According to Nicholson, the players featured in the images can argue there was a breach of confidence by the teammate who took the photos: “The obligation of confidence is the obligation owed by one person to another either express or implied. It is an issue in the St Kilda case as it is claimed the photos were confidential between teammates and not to be published or passed on.”
The fact that the teammate did not voluntarily release the photos, adds “a whole new level of complexity about unauthorised access to the images”.
Do they need reform?
In 2008, the Australian Law Reform Commission completed the report For Your Information, setting out 295 recommendations for privacy law reform. Importantly, recommendation 74-1 suggested federal legislation should “provide for a statutory cause of action for a serious invasion of privacy”, including: instances where an individual’s home or family life has been interfered with; where they have been subjected to unauthorised surveillance; interference with an individual’s correspondence or private communications; disclosure of “sensitive facts” relating to an individual’s private life.
Recommendation 74-2 consolidated the previous suggestion by urging the federal government to draft legislation to ensure an individual can legally establish liability by claiming there was a “reasonable expectation of privacy” or the act or conduct complained of would be considered “highly offensive” to the ordinary person.
“In the St Kilda case, as it was all amongst teammates, you could assume a reasonable expectation of privacy,” Nicholson says. Whether the release can be considered “highly offensive” is a separate matter, she adds.
Interestingly, the recommendation also suggested reform to ensure courts take into account the public interest when considering the claimant’s claim to privacy — presumably the argument favoured by Channel 7, which defended its use of the explicit shots during a nightly bulletin on Monday night because of “obligation to our viewers to report the news”.
Who can they sue?
According to Mark Pearson, Professor of Journalism at Bond University and author of The Journalist’s Guide to Media Law, the Andrew Ettingshausen case from 1993 set an important precedent for privacy and the publication of private images. The Sydney rugby league player won his claim against Kerry Packer’s ACP Magazines and $350,000 in damages (later reduced to $100,000 on appeal) after HQ magazine ran a n-de photograph of him taken and published without his consent.
Pearson said the case established an important defamation argument that could potentially drive a claim by the St Kilda players at the centre of the photo scandal: “They could sue whoever publishes them and, although their reputation may not be lowered, defamation also applies to ‘holding someone up to ridicule’ which was an important element of the Ettingshausen case.”
In this instance, Nicholson says a significant legal issue is the lack of consent to the release of the photos: “Publishing of the photos suggests the footballers gave their consent, and this could be taken to harm their reputation. For example, you could draw the inference that they are people who would consent to naked public images of themselves.”
The footballers could also sue the young girl, but given the nature of civil claims it is highly unlikely they would seek compensatory damages from a 17-year-old.

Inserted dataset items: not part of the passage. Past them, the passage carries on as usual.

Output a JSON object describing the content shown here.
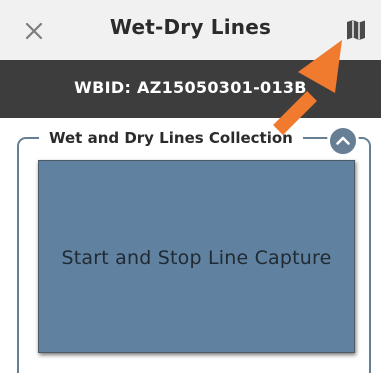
{
  "header": {
    "title": "Wet-Dry Lines",
    "close_icon": "close-icon",
    "map_icon": "map-icon"
  },
  "banner": {
    "wbid": "WBID: AZ15050301-013B"
  },
  "section": {
    "legend": "Wet and Dry Lines Collection",
    "collapse_icon": "chevron-up-icon"
  },
  "capture_button": {
    "label": "Start and Stop Line Capture"
  },
  "colors": {
    "header_bg": "#f1f1f1",
    "banner_bg": "#3d3d3d",
    "panel_border": "#667f94",
    "capture_bg": "#60819f",
    "annotation_arrow": "#f07a2e"
  }
}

What other laws may apply?
Interestingly, the “upskirting” amendment to the Victorian Summary Offences Act of 1966 could come in handy for the St Kilda players featured in the disseminated images. As the Act states, the crime of upskirting involves “the unauthorised observation or capturing of visual images of the genital or anal region of a person’s body for other purposes”. As per section 41.B, anyone found guilty of upskirting could face jail time:
“A person must not intentionally visually capture another person’s genital or anal region in circumstances in which it would be reasonable for that other person to expect that his or her genital or anal region could not be visually captured. Penalty: 2 years imprisonment … The reasonable expectation test is an objective one — what would a reasonable person in the position of the person whose genital or anal region is being visually captured have expected.”

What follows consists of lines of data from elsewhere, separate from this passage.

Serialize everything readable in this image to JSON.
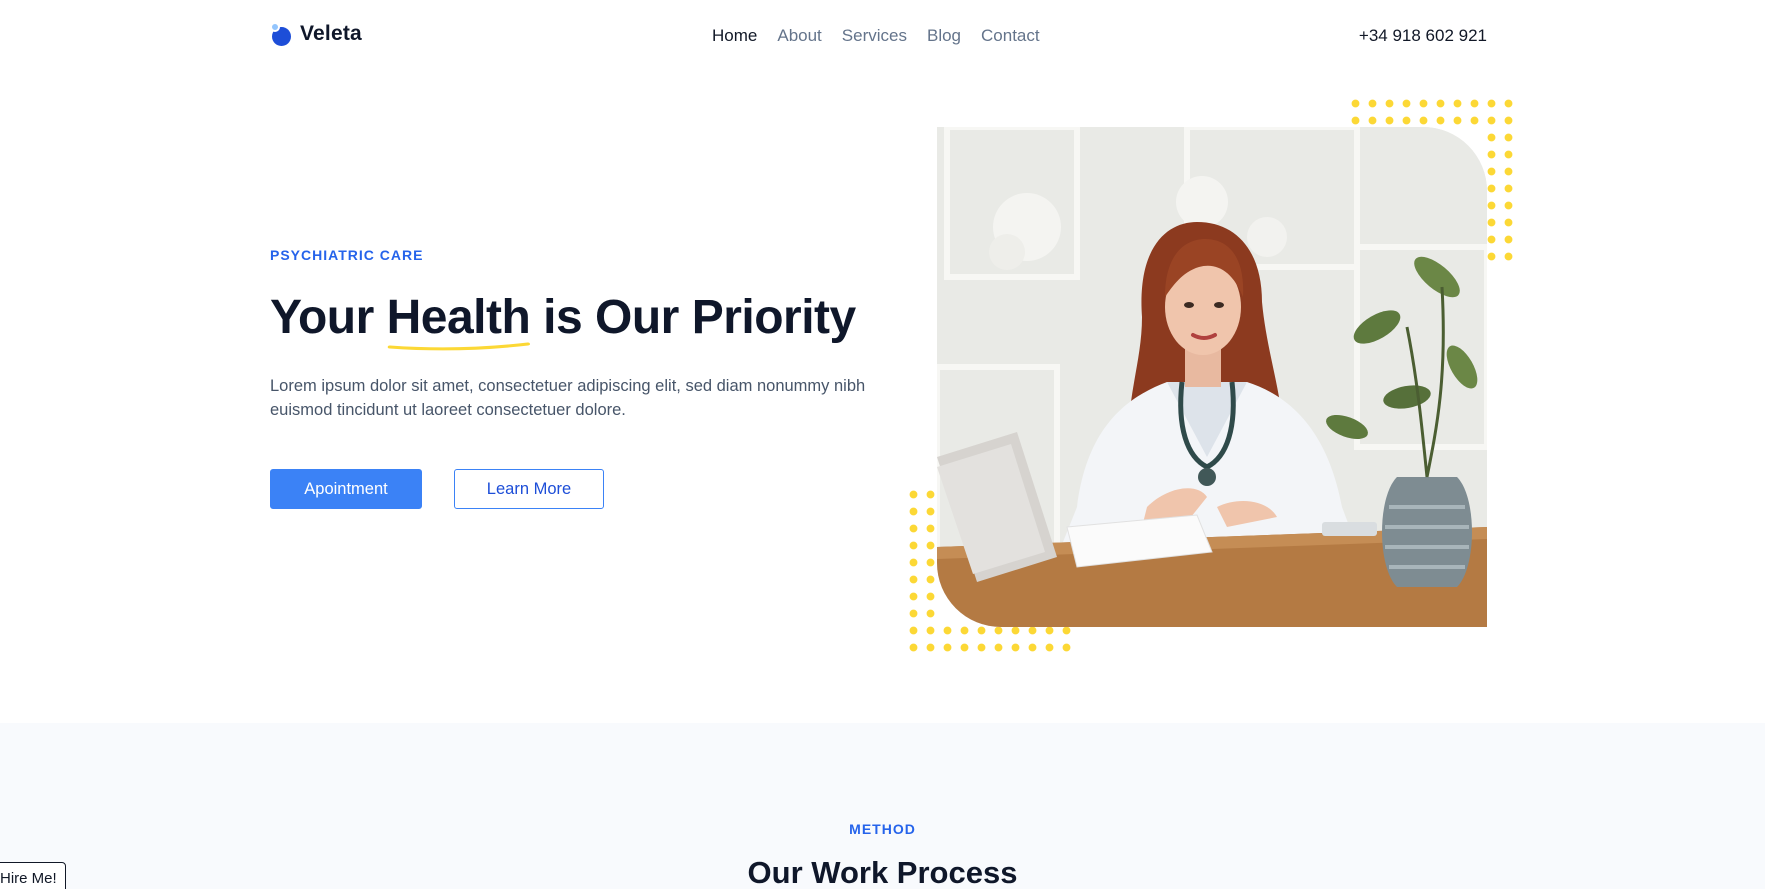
{
  "brand": {
    "name": "Veleta"
  },
  "nav": {
    "items": [
      {
        "label": "Home",
        "active": true
      },
      {
        "label": "About",
        "active": false
      },
      {
        "label": "Services",
        "active": false
      },
      {
        "label": "Blog",
        "active": false
      },
      {
        "label": "Contact",
        "active": false
      }
    ]
  },
  "header": {
    "phone": "+34 918 602 921"
  },
  "hero": {
    "eyebrow": "PSYCHIATRIC CARE",
    "headline_before": "Your ",
    "headline_highlight": "Health",
    "headline_after": " is Our Priority",
    "lead": "Lorem ipsum dolor sit amet, consectetuer adipiscing elit, sed diam nonummy nibh euismod tincidunt ut laoreet consectetuer dolore.",
    "primary_button": "Apointment",
    "secondary_button": "Learn More",
    "image_icon": "doctor-photo"
  },
  "method": {
    "eyebrow": "METHOD",
    "title": "Our Work Process"
  },
  "floating": {
    "hire_label": "Hire Me!"
  },
  "colors": {
    "accent": "#3b82f6",
    "accent_dark": "#1d4ed8",
    "dots": "#fcd835",
    "heading": "#0f172a",
    "muted": "#64748b",
    "section_bg": "#f8fafd"
  }
}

The Crimes Act of 1958 might also be applicable, if it can be proved the girl at the centre of the scandal obtained the photos illegally. As section 81 states, an individual may be found guilty of “obtaining property by deception” if they gain “ownership, possession or control of it, and obtain includes obtaining for another or enabling another to obtain or to retain”.
Also relevant: the Surveillance Devices Act of 1999, specifically section 7, which focuses on the “regulation of installation, use and maintenance of optional surveillance devices”. If it can be established in court that the players photographed did not knowingly consent to the images being taken, the individual responsible could face up to two years imprisonment or a maximum fine of more than $28,000.